If a patient maintains an order, most jurisdictions require healthcare providers to promptly record such medical orders in their medical records upon receipt. In addition, providers also have an affirmative obligation to promptly amend a patient’s medical record if a medical order is revoked.

Cancellation can be in writing (usually by drafting a new or updated medical order), orally, or by indicating your specific intention to cancel. Facility staff are obligated to promptly notify the attending physician (and thus the healthcare provider) and other parties involved in the patient’s care of any such cancellation. Failure to comply may result in omission liability.

In the absence of medical orders for incapacitated patients, health care providers may be obligated to confirm the existence of medical orders or, in the absence of medical orders, identify an appropriate surrogate decision maker.

New Hampshire is the only state of the three that requires providers to actively conduct “reasonable investigations” into the availability of medical orders for incapacitated patients. However, the law does not clearly define what “reasonable investigation” means.

In most jurisdictions, where medical directives cannot be identified, healthcare providers should inquire whether there is an appropriate surrogate decision maker who can act on behalf of the incapacitated patient. (New Hampshire’s hierarchy of eligible surrogate mothers is at NH RSA 137-J:35 and Maine is at her 18-C:5-806(2).)

Massachusetts has not adopted a surrogacy law, and in fact just recently rejected a proposed surrogacy law in 2017. However, MGLC 201D § 16 instead states that “there is nothing to prevent health care providers from relying on the informed consent of the responsible party on their behalf.” of an incapacitated or incapacitated patient. ”

The fact that “responsible” is an undefined term baffles many experts. The result is a consensus that prudent health care providers (or family members of patients) should apply to probate courts for guardianship so that court-appointed decision makers can act with authority. Without a court-sanctioned decision maker, health care providers may be at risk of liability. This is especially true where there is a conflict of interest between the person ordinarily expected to act as agent.

In the absence of a designated agent, agent, or other decision-maker, providers generally have a duty to continue treatment in a manner that is known and consistent with the patient’s wishes.

Careful review of the patient’s medical records may provide guidance regarding patient preferences. Inferences may arise from previous conversations with the patient, or may be passed on to health care providers or doctors by close family members or friends.

However, it is clear in jurisdictions that the absence of a medical directive does not result in any medical inference (or decision to forego critical care). For example, under the recently amended New Hampshire Medical Directive Act, surrogate mothers have greater latitude to directly withdraw from life support machines. A patient who resorted to surrogacy (failed to develop a medical directive) is not necessarily assumed to have wanted life-sustaining treatment to be discontinued (and vice versa).

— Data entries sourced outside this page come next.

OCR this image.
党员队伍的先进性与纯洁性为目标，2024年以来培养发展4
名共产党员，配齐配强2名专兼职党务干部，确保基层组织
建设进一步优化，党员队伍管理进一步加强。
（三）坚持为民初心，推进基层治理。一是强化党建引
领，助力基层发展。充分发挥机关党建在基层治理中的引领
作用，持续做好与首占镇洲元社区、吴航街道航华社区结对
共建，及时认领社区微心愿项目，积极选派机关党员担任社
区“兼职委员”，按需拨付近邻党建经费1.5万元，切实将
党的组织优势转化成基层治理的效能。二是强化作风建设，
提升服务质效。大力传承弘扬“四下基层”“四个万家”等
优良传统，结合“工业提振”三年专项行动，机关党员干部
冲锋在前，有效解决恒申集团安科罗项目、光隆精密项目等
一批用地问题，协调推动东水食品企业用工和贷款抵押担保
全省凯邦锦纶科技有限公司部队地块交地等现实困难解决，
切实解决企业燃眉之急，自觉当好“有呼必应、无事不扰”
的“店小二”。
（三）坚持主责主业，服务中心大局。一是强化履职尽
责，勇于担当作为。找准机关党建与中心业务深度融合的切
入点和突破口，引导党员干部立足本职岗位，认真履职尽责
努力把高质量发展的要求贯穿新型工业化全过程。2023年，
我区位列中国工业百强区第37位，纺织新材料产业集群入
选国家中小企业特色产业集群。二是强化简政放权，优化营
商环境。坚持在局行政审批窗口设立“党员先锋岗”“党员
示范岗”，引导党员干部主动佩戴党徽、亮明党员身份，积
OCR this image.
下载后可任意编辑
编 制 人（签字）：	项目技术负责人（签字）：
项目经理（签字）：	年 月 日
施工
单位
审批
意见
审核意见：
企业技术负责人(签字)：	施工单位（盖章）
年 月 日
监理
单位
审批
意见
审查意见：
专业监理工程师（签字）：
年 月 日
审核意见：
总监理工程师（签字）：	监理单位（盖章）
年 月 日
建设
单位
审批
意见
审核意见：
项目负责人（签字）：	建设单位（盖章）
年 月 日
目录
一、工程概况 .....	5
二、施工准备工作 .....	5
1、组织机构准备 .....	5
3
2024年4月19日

In each jurisdiction, health care providers have an ongoing obligation to communicate with unrepresented patients and inform them of their care, even while they are still determined to be incapacitated. increase.

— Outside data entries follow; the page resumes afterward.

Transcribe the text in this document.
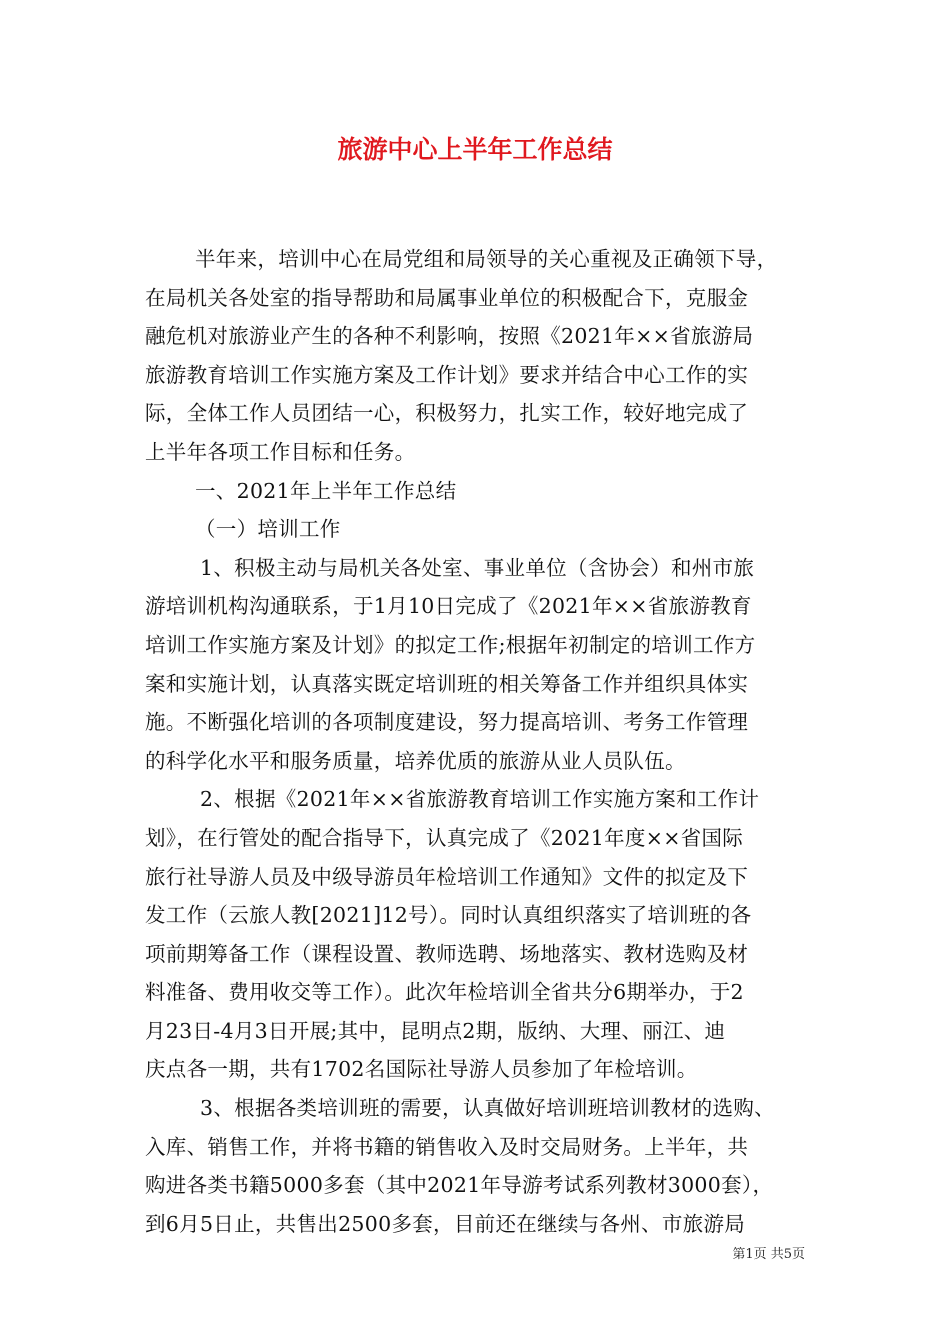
旅游中心上半年工作总结
半年来，培训中心在局党组和局领导的关心重视及正确领下导，
在局机关各处室的指导帮助和局属事业单位的积极配合下，克服金
融危机对旅游业产生的各种不利影响，按照《2021年××省旅游局
旅游教育培训工作实施方案及工作计划》要求并结合中心工作的实
际，全体工作人员团结一心，积极努力，扎实工作，较好地完成了
上半年各项工作目标和任务。
一、2021年上半年工作总结
（一）培训工作
1、积极主动与局机关各处室、事业单位（含协会）和州市旅
游培训机构沟通联系，于1月10日完成了《2021年××省旅游教育
培训工作实施方案及计划》的拟定工作;根据年初制定的培训工作方
案和实施计划，认真落实既定培训班的相关筹备工作并组织具体实
施。不断强化培训的各项制度建设，努力提高培训、考务工作管理
的科学化水平和服务质量，培养优质的旅游从业人员队伍。
2、根据《2021年××省旅游教育培训工作实施方案和工作计
划》，在行管处的配合指导下，认真完成了《2021年度××省国际
旅行社导游人员及中级导游员年检培训工作通知》文件的拟定及下
发工作（云旅人教[2021]12号）。同时认真组织落实了培训班的各
项前期筹备工作（课程设置、教师选聘、场地落实、教材选购及材
料准备、费用收交等工作）。此次年检培训全省共分6期举办，于2
月23日-4月3日开展;其中，昆明点2期，版纳、大理、丽江、迪
庆点各一期，共有1702名国际社导游人员参加了年检培训。
3、根据各类培训班的需要，认真做好培训班培训教材的选购、
入库、销售工作，并将书籍的销售收入及时交局财务。上半年，共
购进各类书籍5000多套（其中2021年导游考试系列教材3000套），
到6月5日止，共售出2500多套，目前还在继续与各州、市旅游局
第1页 共5页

Legislatures have gone to great lengths to make health care directives easy, accessible, and inexpensive to produce. Therefore, health care providers must strongly incorporate systems or procedures to effectively encourage patients to maintain current medical instructions. Without these simple documents in place, patients and providers can be in dangerous situations.

Therefore, patients who do not have a medical prescription are encouraged to work with their existing healthcare provider or a qualified estate planner to develop a comprehensive prescription. And medical facilities should consult lawyers to enact a system to facilitate this.

Joshua R. Weijer, McLane Middleton’s Trust & Real Estate Associate, advises clients in the areas of estate planning, tax planning, fiduciary affairs, estates and trust administration.